Deep learning seems to be a synonym for artificial intelligence if a May 24, 2016 Insilico Medicine news release on EurekAlert about its use in the fields of cosmetics and as an alternative to testing animals is to be believed (Note: Links have been removed),

In addition to heading Insilico Medicine, Inc, a big data analytics company focused on applying advanced signaling pathway activation analysis and deep learning methods to biomarker and drug discovery in cancer and age-related diseases, Alex Zhavoronkov, PhD is the co-founder and principal scientist of Youth Laboratories, a company focusing on applying machine learning methods to evaluating the condition of human skin and general health status using multimodal inputs. The company developed an app called RYNKL, a mobile app for evaluating the effectiveness of various anti-aging interventions by analyzing “wrinkleness” and other parameters. The app was developed using funds from a Kickstarter crowdfunding campaign and is now being extensively tested and improved. The company also developed a platform for running online beauty competitions, where humans are evaluated by a panel of robot judges. Teams of programmers also compete on the development of most innovative algorithms to evaluate humans.

“One of my goals in life is to minimize unnecessary animal testing in areas, where computer simulations can be even more relevant to humans. Serendipitously, some of our approaches find surprising new applications in the beauty industry, which has moved away from human testing and is moving towards personalizing cosmetics and beauty products. We are happy to present our research results to a very relevant audience at this major industry event”, said Alex Zhavoronkov, CEO of Insilico Medicine, Inc.

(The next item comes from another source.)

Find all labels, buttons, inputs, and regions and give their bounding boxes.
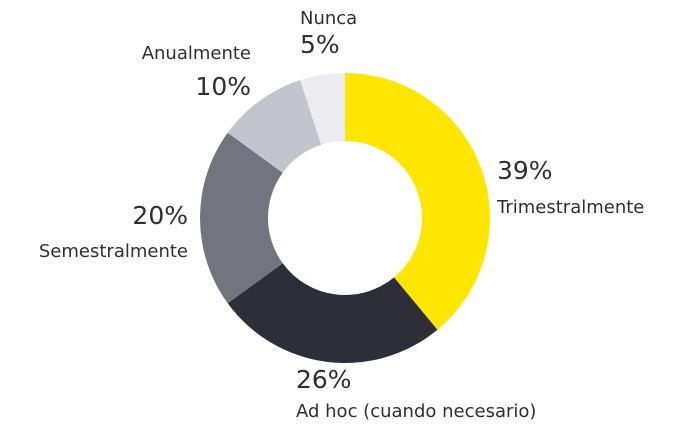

Artificial intelligence is entering every aspect of our daily life. Deep learning systems are already outperforming humans in image and text recognition and we would like to bring some of the most innovative players like Insilico Medicine, who dare to work with gene expression, imaging and drug data to find novel ways to keep us healthy, young and beautiful”, said Irina Kremlin, director of INNOCOS.

Here’s a link to and a citation for the paper,

Deep biomarkers of human aging: Application of deep neural networks to biomarker development by Evgeny Putin, Polina Mamoshina, Alexander Aliper, Mikhail Korzinkin, Alexey Moskalev, Alexey Kolosov, Alexander Ostrovskiy, Charles Cantor, Jan Vijg, and Alex Zhavoronkov. Aging May 2016 vol. 8, no. 5

This is an open access paper.

You can find out more about In Silico Medicine here and RINKL here. I was not able to find a website for Youth Laboratories.